Je suis bien conscient des contraintes économiques, des « lois du marché » que nous imposent notre monde de compétition et de productivité qui freine toute volonté de changements. J'ai bien conscience des freins idéologiques, psychologiques et des intérêts personnels qui rendent une démarche de changements systémiques proche de l'impossible, mais nous n'avons plus le choix : c'est cela ou être condamné à court terme (50 ans pour la NASA) à disparaître.

J’exhorte à la révolution pacifique, culturelle et écologique.

J'exhorte donc tous les Hommes de bonnes volontés à déclencher ce travail impérieux autour de l'éducation et de la culture pour toutes et tous (nécessaires et indispensables points de départ de toute révolution), du renoncement accepté et de la sobriété heureuse pour un monde enfin durable et désirable.

J'exhorte donc toutes les forces vives de nos cités à déclencher ce travail impérieux autour des économies d'énergies, de la sortie, à court terme, des énergies fossiles et du développement des énergies renouvelables.

J'exhorte toutes les forces vives de nos cités à déclencher ce travail autour du développement de nouvelles formes de mobilités plus sobres en émissions de Gaz à Effet de Serre ... à réduire la place de la voiture. A questionner tout projet urbain (infrastructures routières, habitats, commerces …) aux regards des impératifs climatiques, sociaux et environnementaux, à avoir une vision innovante et audacieuse, dans tous nouveaux projets de constructions neuves, afin de limiter l'usage du béton, fort émetteur de Gaz à Effet de Serre, et a les réaliser suivant tous les principes du développement durable.

J'exhorte toutes les forces vives à protéger les terres agricoles, à soutenir et promouvoir l'agriculture urbaine (permaculture, agroforesterie, biologique ...) et de proximité, de saison et sources d'emplois durables, vivrière, saine et aux circuits court, sur tout les territoires des agglomérations et métropoles. A promouvoir auprès des populations, de manière constante, adaptée et volontariste les principes du développement durable, de la sobriété heureuse, de la solidarité et à soutenir les initiatives citoyennes pour le climat, la transition énergétique et l'économie décarbonée.

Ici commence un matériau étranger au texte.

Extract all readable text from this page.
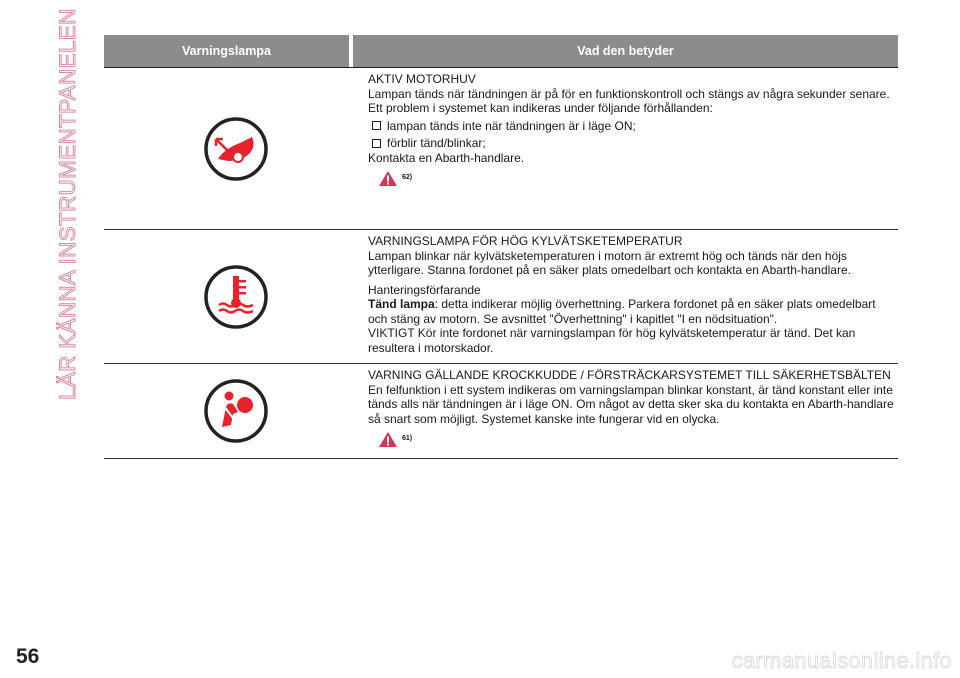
LÄR KÄNNA INSTRUMENTPANELEN	Varningslampa	Vad den betyder

AKTIV MOTORHUV

Lampan tänds när tändningen är på för en funktionskontroll och stängs av några sekunder senare.

Ett problem i systemet kan indikeras under följande förhållanden:

lampan tänds inte när tändningen är i läge ON;
förblir tänd/blinkar;

Kontakta en Abarth-handlare.

62)

VARNINGSLAMPA FÖR HÖG KYLVÄTSKETEMPERATUR

Lampan blinkar när kylvätsketemperaturen i motorn är extremt hög och tänds när den höjs ytterligare. Stanna fordonet på en säker plats omedelbart och kontakta en Abarth-handlare.

Hanteringsförfarande

Tänd lampa: detta indikerar möjlig överhettning. Parkera fordonet på en säker plats omedelbart och stäng av motorn. Se avsnittet "Överhettning" i kapitlet "I en nödsituation".

VIKTIGT Kör inte fordonet när varningslampan för hög kylvätsketemperatur är tänd. Det kan resultera i motorskador.

VARNING GÄLLANDE KROCKKUDDE / FÖRSTRÄCKARSYSTEMET TILL SÄKERHETSBÄLTEN

En felfunktion i ett system indikeras om varningslampan blinkar konstant, är tänd konstant eller inte tänds alls när tändningen är i läge ON. Om något av detta sker ska du kontakta en Abarth-handlare så snart som möjligt. Systemet kanske inte fungerar vid en olycka.

61)
56	carmanualsonline.info
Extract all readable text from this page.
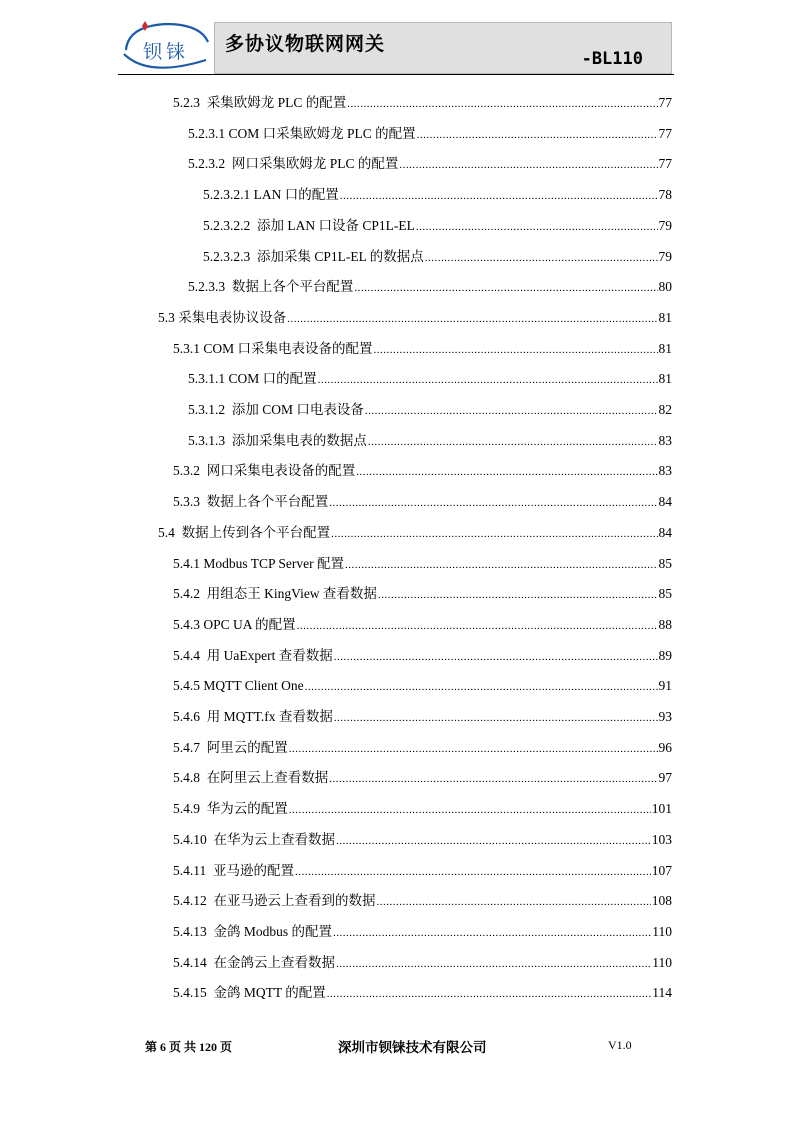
钡铼	多协议物联网网关
-BL110
5.2.3  采集欧姆龙 PLC 的配置 .....	77
5.2.3.1 COM 口采集欧姆龙 PLC 的配置 .....	77
5.2.3.2  网口采集欧姆龙 PLC 的配置 .....	77
5.2.3.2.1 LAN 口的配置 .....	78
5.2.3.2.2  添加 LAN 口设备 CP1L-EL .....	79
5.2.3.2.3  添加采集 CP1L-EL 的数据点 .....	79
5.2.3.3  数据上各个平台配置 .....	80
5.3 采集电表协议设备 .....	81
5.3.1 COM 口采集电表设备的配置 .....	81
5.3.1.1 COM 口的配置 .....	81
5.3.1.2  添加 COM 口电表设备 .....	82
5.3.1.3  添加采集电表的数据点 .....	83
5.3.2  网口采集电表设备的配置 .....	83
5.3.3  数据上各个平台配置 .....	84
5.4  数据上传到各个平台配置 .....	84
5.4.1 Modbus TCP Server 配置 .....	85
5.4.2  用组态王 KingView 查看数据 .....	85
5.4.3 OPC UA 的配置 .....	88
5.4.4  用 UaExpert 查看数据 .....	89
5.4.5 MQTT Client One .....	91
5.4.6  用 MQTT.fx 查看数据 .....	93
5.4.7  阿里云的配置 .....	96
5.4.8  在阿里云上查看数据 .....	97
5.4.9  华为云的配置 .....	101
5.4.10  在华为云上查看数据 .....	103
5.4.11  亚马逊的配置 .....	107
5.4.12  在亚马逊云上查看到的数据 .....	108
5.4.13  金鸽 Modbus 的配置 .....	110
5.4.14  在金鸽云上查看数据 .....	110
5.4.15  金鸽 MQTT 的配置 .....	114
第 6 页 共 120 页	深圳市钡铼技术有限公司	V1.0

J'exhorte tous nos décideurs à réinventer l'économie pour la remettre à sa juste place, c'est à dire au service de l'humanité. A promouvoir l'économie circulaire et à condamner l'obsolescence programmée qui est un crime contre l'humanité. A orienter les investissements et les marchés publics vers des choix et des filières sobres en carbone, à entamer des dialogues constants avec leurs partenaires financiers sur leurs investissements et leur émissions de gaz à effet de serre, sur les moyens mis en œuvre pour contribuer à la transition énergétique et écologique de l'économie et de la société, à l'équité sociale et à ne plus soutenir les multinationales pour préférer, autant que possible, l'économie sociale et solidaire, alternative, biologique, de proximité et écologique.

Ce travail est immense, presque impossible, je sais, mais avons nous une autre alternative si nous ne voulons pas l'effondrement mondial de l'humanité ? J'exhorte donc notre monde à amplifier et accélérer les politiques actuelles en faveur du climat, de la préservation de l'environnement naturel et agricole, de la sobriété énergétique et de l'égalité sociale et culturelle afin de relever le défit de la durabilité. Je nous exhorte tous à cesser cette guerre contre la nature qui, si nous la gagnons, signera notre fin comme nous le dit, si bien, Hubert Reeves. Cette humble prière sera mon vœux pour la nouvelle année qui s'annonce et que je vous souhaite belle, pacifique, écologique, pleine de conscience des urgences, de dépassements de soi et de renoncements acceptés, de volontés d'agir et de rêver, d'amour et d'amitiés.